Historic Trinity United Church manse may be demolished
Church says century-old building is too costly to repair and maintain
One of Thunder Bay's oldest churches wants to tear down the house that was built for its minister 100 years ago.
The Trinity United church manse on Algoma Street at Park Avenue is listed on the city's heritage registry, but the church says it's too costly to maintain.
The church is applying to demolish the century-old building.
Trinity council chair Shane Judge said the building hasn't served as a minister's home for about 20 years. It needs a lot of work that the church can’t afford to pay for.
"Because the priority of the church community at Trinity is to maintain the big, large beautiful - what we consider the real heritage building on the property - there just has not been the resources given our aging and declining membership."
Judge said a leaky roof contributed to the problem.
“There are at least three points on the roof where there is some significant leakage in the building,” he said.

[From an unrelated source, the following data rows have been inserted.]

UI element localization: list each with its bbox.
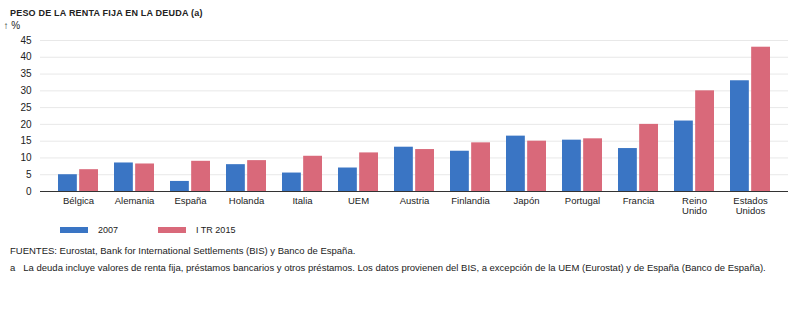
svg-text:35: 35 bbox=[20, 68, 32, 79]
svg-text:10: 10 bbox=[20, 152, 32, 163]
svg-text:30: 30 bbox=[20, 85, 32, 96]
svg-text:UEM: UEM bbox=[348, 195, 369, 206]
svg-text:0: 0 bbox=[26, 186, 32, 197]
svg-text:15: 15 bbox=[20, 135, 32, 146]
svg-text:Bélgica: Bélgica bbox=[63, 195, 95, 206]
svg-text:Italia: Italia bbox=[292, 195, 313, 206]
svg-text:5: 5 bbox=[26, 169, 32, 180]
svg-text:20: 20 bbox=[20, 119, 32, 130]
svg-text:Portugal: Portugal bbox=[565, 195, 600, 206]
html-text:2007: 2007 bbox=[98, 225, 118, 235]
svg-text:Japón: Japón bbox=[514, 195, 540, 206]
svg-text:↑ %: ↑ % bbox=[4, 20, 21, 31]
svg-text:45: 45 bbox=[20, 35, 32, 46]
svg-text:España: España bbox=[174, 195, 207, 206]
svg-text:EstadosUnidos: EstadosUnidos bbox=[733, 195, 768, 216]
svg-text:Holanda: Holanda bbox=[229, 195, 265, 206]
svg-text:Finlandia: Finlandia bbox=[451, 195, 490, 206]
html-text:La deuda incluye valores de re: La deuda incluye valores de renta fija, … bbox=[23, 262, 766, 273]
svg-text:40: 40 bbox=[20, 51, 32, 62]
html-text:FUENTES: Eurostat, Bank for In: FUENTES: Eurostat, Bank for Internationa… bbox=[10, 245, 356, 256]
html-text:PESO DE LA RENTA FIJA EN LA DE: PESO DE LA RENTA FIJA EN LA DEUDA (a) bbox=[10, 8, 203, 18]
svg-text:Austria: Austria bbox=[400, 195, 430, 206]
svg-text:Francia: Francia bbox=[623, 195, 655, 206]
svg-text:ReinoUnido: ReinoUnido bbox=[682, 195, 707, 216]
html-text:I TR 2015: I TR 2015 bbox=[196, 225, 236, 235]
svg-text:Alemania: Alemania bbox=[115, 195, 155, 206]
html-text:a: a bbox=[10, 262, 16, 273]
svg-text:25: 25 bbox=[20, 102, 32, 113]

“And because the leaks have been long-standing, they … have affected the upper part of the structure with water damage.”
Because the manse is on the heritage registry, city council has to approve its demolition. Judge said the church has written a letter to council to make that request. Council is expected to ask administration and the heritage advisory committee for its recommendations next week.
City archivist Matt Szybalski said requests like this are rare.
“This is the first time we've — in my tenure on the committee, which is about four or five years now — that we've ever had an application for a for a designated building to come down.”
Judge said historic items like stained-glass windows will be salvaged if the church gets the go-ahead to knock the manse down.
The building has deteriorated to the point where it's become a serious liability.- Trinity council chair Shane Judge.
"If we did try to bring it up to code, the costs would just mount, as anybody who's dealt with an old house in Thunder Bay would know. The costs become astronomical."
A tenant is currently living in the manse.
"The building has deteriorated to the point where it's become a serious liability,” Judge said.
“We're worried about the safety of the tenant in the building. We've actually given the tenant notice that they have to vacate."
The church also has to receive approval from the United Church of Canada, which actually owns the property.
Should demolition occur, Judge said the church would like to create a green space there, as well as a few extra parking spaces.
Judge added that if the church can afford it, he'd also like to see some of the foundation stones salvaged and used to create a base for a new sign to identify the church.